Key insight: Self-authoring skills represent a form of agent memory that persists across sessions. Unlike conversation history (which is ephemeral), a self-authored skill becomes permanent infrastructure that benefits all future interactions.
speed
Token Economics of Skills
Measuring the cost advantage
Discovery Cost
// Token cost comparison Without progressive disclosure: 17 skills × ~2,000 tokens avg = 34,000 tokens // Loaded upfront, every session With progressive disclosure: 17 skills × ~80 tokens (name+desc) = 1,360 tokens + 1 active skill = ~2,000 tokens Total: ~3,360 tokens // 10× reduction in base context cost
Latency Profile
Discovery data is pre-loaded at session start — no latency impact. Activation adds a file read, not an LLM call, so the latency cost is negligible (typically under 10ms). The only meaningful latency is when the model decides which skill to activate, which happens as part of its normal reasoning — no extra inference call required.
Key insight: Progressive disclosure converts a fixed upfront cost (all skills loaded) into a variable cost (only active skills loaded). For agents with many capabilities but focused tasks, this is the single highest-leverage context optimization available.
warning
Tradeoffs and Failure Modes
Where progressive disclosure breaks down
Skill Selection Errors
The entire approach depends on selection accuracy at the discovery layer. If the model picks the wrong skill based on a brief description, the error compounds downstream — the agent follows the wrong playbook for the entire task. With a small skill set (under 20), accuracy is high. With 100+ skills, overlapping descriptions cause misactivation.
The Deactivation Problem
The key unsolved question: when does an activated skill get deactivated? Without explicit pruning logic, multiple activated skills accumulate during a session, destroying the token advantage over time. If a user asks about billing, then refunds, then onboarding, all three skill bodies may remain loaded.
Governance at Scale
Maintaining 50+ skills with non-overlapping descriptions requires governance. Who writes skills? Who reviews them? How do you prevent two teams from creating overlapping skills? How do you deprecate skills that are no longer relevant? These are organizational challenges, not technical ones.
Rule of thumb: Progressive disclosure works best with 10–30 well-defined skills. Below 10, just load everything. Above 50, you need a dedicated skill governance process and likely hierarchical categorization to help the model navigate the options.
rocket_launch
Rapid Industry Adoption
From Anthropic’s release to universal standard in weeks
The Adoption Timeline
December 2025: Anthropic releases the Agent Skills format for Claude Code.

Within weeks: OpenAI (Codex), Google (Jules), GitHub (Copilot), and Anysphere (Cursor) all adopt compatible formats. The convergence was remarkably fast — the format was simple enough (markdown + YAML) that adoption required no new infrastructure.

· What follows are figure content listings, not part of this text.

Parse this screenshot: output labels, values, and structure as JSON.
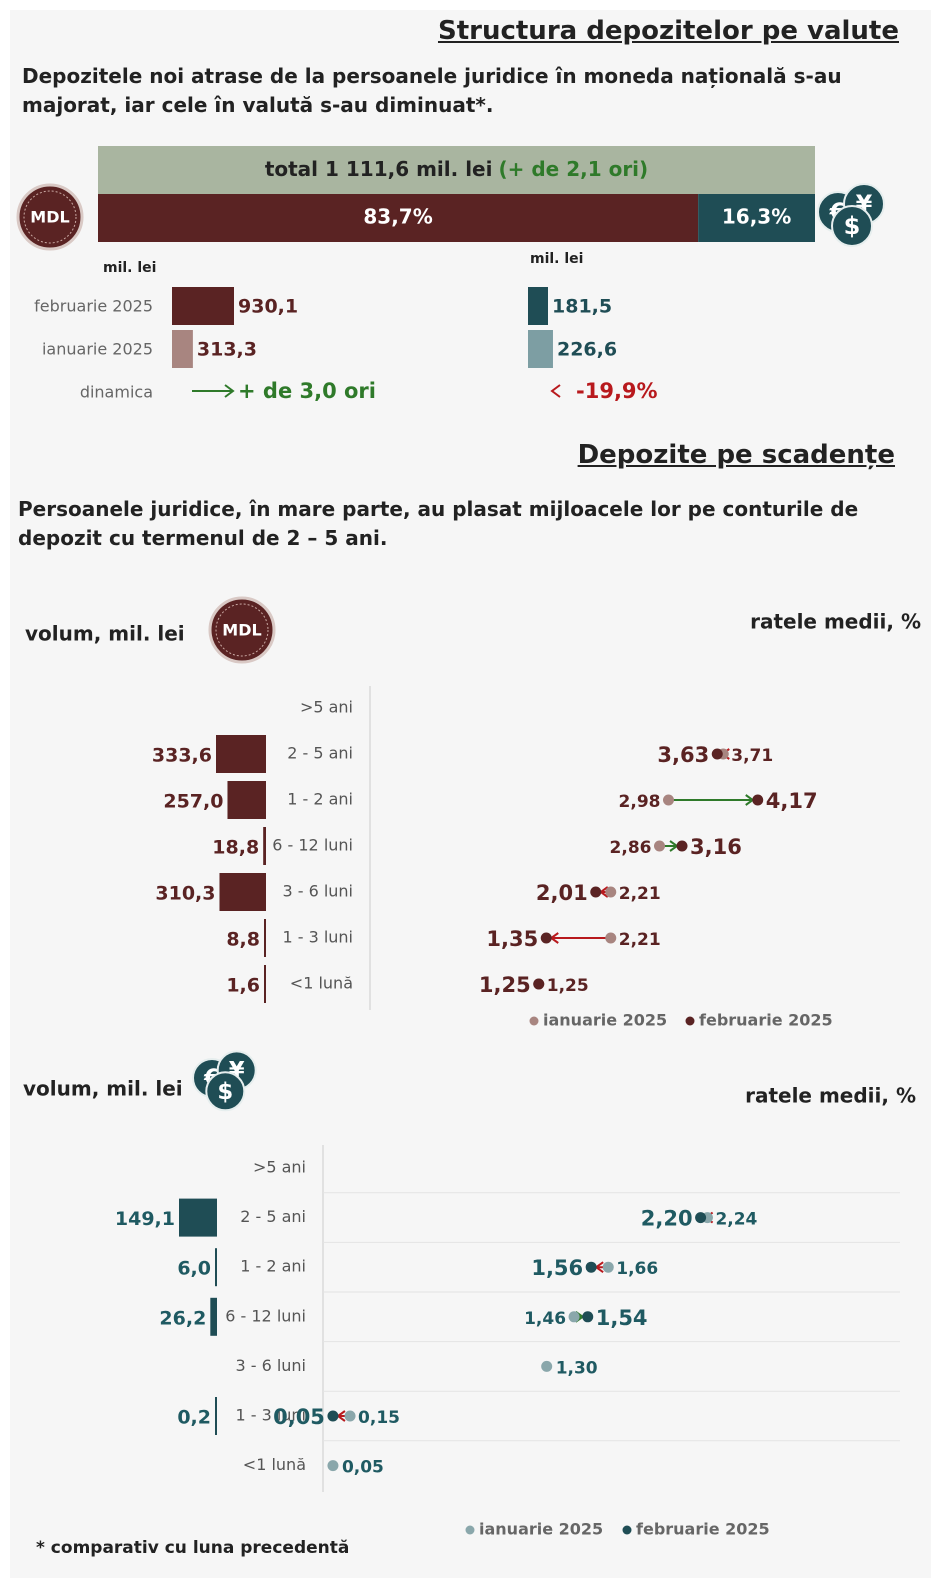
{
  "header": {
    "title": "Structura depozitelor pe valute",
    "subtitle": "Depozitele noi atrase de la persoanele juridice în moneda națională s-au majorat, iar cele în valută s-au diminuat*."
  },
  "currency_structure": {
    "total_label": "total 1 111,6 mil. lei",
    "total_change": "(+ de 2,1 ori)",
    "badge": "MDL",
    "currency_symbols": [
      "€",
      "$",
      "¥"
    ],
    "shares": [
      83.7,
      16.3
    ],
    "share_labels": [
      "83,7%",
      "16,3%"
    ],
    "share_colors": [
      "#5a2323",
      "#1f4d55"
    ],
    "unit_label": "mil. lei",
    "periods": [
      "februarie 2025",
      "ianuarie 2025"
    ],
    "dynamics_label": "dinamica",
    "mdl": {
      "values": [
        930.1,
        313.3
      ],
      "value_labels": [
        "930,1",
        "313,3"
      ],
      "colors": [
        "#5a2323",
        "#a88580"
      ],
      "dynamics": "+ de 3,0 ori"
    },
    "fx": {
      "values": [
        181.5,
        226.6
      ],
      "value_labels": [
        "181,5",
        "226,6"
      ],
      "colors": [
        "#1f4d55",
        "#7d9ea3"
      ],
      "dynamics": "-19,9%"
    }
  },
  "maturity": {
    "title": "Depozite pe scadențe",
    "subtitle": "Persoanele juridice, în mare parte, au plasat mijloacele lor pe conturile de depozit cu termenul de 2 – 5 ani.",
    "volume_label": "volum, mil. lei",
    "rates_label": "ratele medii, %",
    "legend": [
      "ianuarie 2025",
      "februarie 2025"
    ],
    "categories": [
      ">5 ani",
      "2 - 5 ani",
      "1 - 2 ani",
      "6 - 12 luni",
      "3 - 6 luni",
      "1 - 3 luni",
      "<1 lună"
    ],
    "mdl": {
      "colors": [
        "#a88580",
        "#5a2323"
      ],
      "volumes": [
        null,
        333.6,
        257.0,
        18.8,
        310.3,
        8.8,
        1.6
      ],
      "volume_labels": [
        null,
        "333,6",
        "257,0",
        "18,8",
        "310,3",
        "8,8",
        "1,6"
      ],
      "rates_jan": [
        null,
        3.71,
        2.98,
        2.86,
        2.21,
        2.21,
        1.25
      ],
      "rates_jan_labels": [
        null,
        "3,71",
        "2,98",
        "2,86",
        "2,21",
        "2,21",
        "1,25"
      ],
      "rates_feb": [
        null,
        3.63,
        4.17,
        3.16,
        2.01,
        1.35,
        1.25
      ],
      "rates_feb_labels": [
        null,
        "3,63",
        "4,17",
        "3,16",
        "2,01",
        "1,35",
        "1,25"
      ]
    },
    "fx": {
      "colors": [
        "#8aa7ab",
        "#1f4d55"
      ],
      "volumes": [
        null,
        149.1,
        6.0,
        26.2,
        null,
        0.2,
        null
      ],
      "volume_labels": [
        null,
        "149,1",
        "6,0",
        "26,2",
        null,
        "0,2",
        null
      ],
      "rates_jan": [
        null,
        2.24,
        1.66,
        1.46,
        1.3,
        0.15,
        0.05
      ],
      "rates_jan_labels": [
        null,
        "2,24",
        "1,66",
        "1,46",
        "1,30",
        "0,15",
        "0,05"
      ],
      "rates_feb": [
        null,
        2.2,
        1.56,
        1.54,
        null,
        0.05,
        null
      ],
      "rates_feb_labels": [
        null,
        "2,20",
        "1,56",
        "1,54",
        null,
        "0,05",
        null
      ]
    }
  },
  "footnote": "* comparativ cu luna precedentă"
}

By March 2026: Agent Skills are the de facto standard for agent instruction management across the industry.
Why It Spread So Fast
Three factors drove rapid adoption: (1) The format is just markdown — no proprietary schema, no SDK dependency. (2) It solves a universal problem — every agent system struggles with context bloat from instructions. (3) It’s human-readable — domain experts can write and review skills without engineering support.
Key insight: The Agent Skills format succeeded because it’s the simplest possible solution to the progressive disclosure problem. A markdown file with YAML frontmatter is the lowest-friction format that still provides structured metadata for discovery. Simplicity drove adoption speed.